Since version 2.1 the python bindings support also decorators for functions:

@scorep.user.region("region_name")
def do_something():
    #do some things

If no region name is given, the function name will be used e.g.:

@scorep.user.region()
def do_something():
    #do some things

will result in __main__:do_something.

The traditional calls to define a region still exists, but the usage is discouraged:

scorep.user.region_begin("region_name")
scorep.user.region_end("region_name")

User parameters can be used in any case:

scorep.user.parameter_int(name, val)
scorep.user.parameter_uint(name, val)
scorep.user.parameter_string(name, string)

where name defines the name of the parameter or region, while val or string represents the value that is passed to Score-P.

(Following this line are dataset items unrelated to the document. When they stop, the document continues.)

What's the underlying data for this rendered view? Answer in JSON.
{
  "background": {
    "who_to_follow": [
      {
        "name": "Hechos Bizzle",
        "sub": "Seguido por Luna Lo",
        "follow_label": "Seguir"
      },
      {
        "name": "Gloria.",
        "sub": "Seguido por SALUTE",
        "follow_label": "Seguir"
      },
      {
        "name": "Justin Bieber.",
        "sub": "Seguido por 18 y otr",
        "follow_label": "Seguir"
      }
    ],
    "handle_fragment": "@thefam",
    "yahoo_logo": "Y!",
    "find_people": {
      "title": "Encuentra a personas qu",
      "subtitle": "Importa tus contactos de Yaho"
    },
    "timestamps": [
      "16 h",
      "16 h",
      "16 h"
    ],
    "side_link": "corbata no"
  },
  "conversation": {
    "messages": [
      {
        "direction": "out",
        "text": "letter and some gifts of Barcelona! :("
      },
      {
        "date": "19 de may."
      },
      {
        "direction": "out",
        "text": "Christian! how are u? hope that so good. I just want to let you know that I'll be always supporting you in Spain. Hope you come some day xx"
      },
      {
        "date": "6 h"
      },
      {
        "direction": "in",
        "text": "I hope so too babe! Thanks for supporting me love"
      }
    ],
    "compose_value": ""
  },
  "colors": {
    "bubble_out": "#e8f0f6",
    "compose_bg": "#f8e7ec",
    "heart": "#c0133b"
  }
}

Disabling the recording with Score-P is still also possible:

scorep.user.enable_recording()
scorep.user.disable_recording()

However, please be aware that the runtime impact of disabling Score-P is rather small, as the instrumenter is still active. For details about the instrumenter, please see Instrumenter.

Overview about Flags

The following flags are special to the python bindings:

  • --noinstrumenter disables the instrumentation of python code. Useful for user instrumentation and to trace only specific code regions using scorep.instrumenter.enable.
  • --instrumenter-type=<type> choose an instrumenter. See Instrumenter.
  • --keep-files temporary files are kept.

Backward Compatibility

To maintain backwards compatibility, the following flags are set per default:

python -m scorep --compiler --thread=pthread <script.py>

The traditional --mpi does still work, and is similar to the following call:

python -m scorep --compiler --thread=pthread --mpp=mpi <script.py>

To disable compiler interface, please specify:

python -m scorep --nocompiler <script.py>

However, this will not remove any compiler instrumentation in any binary.

For other thread schemes just specify --thread=<something>. E.g. :

python -m scorep --thread=omp <script.py>

Please be aware the --user is always passed to Score-P, as this is needed for the python instrumentation.

Compatibility

Working

  • python3
  • python2.7, but not all features are supported
  • mpi using mpi4py
  • threaded applications

Not Working

  • python multiprocessing
    • Score-P does currently only support MPI or SHMEM. Any other multiprocessing approach cannot be traced.
  • tracking importlib.reload()

Citing

If you publish some work using the python bindings, we would appriciate, if you could cite one of the following paper:

Gocht A., Schöne R., Frenzel J. (2021)
Advanced Python Performance Monitoring with Score-P.
In: Mix H., Niethammer C., Zhou H., Nagel W.E., Resch M.M. (eds) Tools for High Performance Computing 2018 / 2019. Springer, Cham.
https://doi.org/10.1007/978-3-030-66057-4_14 

A preprint can be found at: http://arxiv.org/abs/2010.15444

The full paper is available at: https://doi.org/10.1007/978-3-030-66057-4_14

Gocht-Zech A., Grund A. and Schöne R. (2021)
Controlling the Runtime Overhead of Python Monitoring with Selective Instrumentation
In: 2021 IEEE/ACM International Workshop on Programming and Performance Visualization Tools (ProTools)
https://doi.org/10.1109/ProTools54808.2021.00008

The full paper is available at:

https://doi.org/10.1109/ProTools54808.2021.00008

Acknowledgments

The European Union initially supported this work as part of the European Union’s Horizon 2020 project READEX (grant agreement number 671657).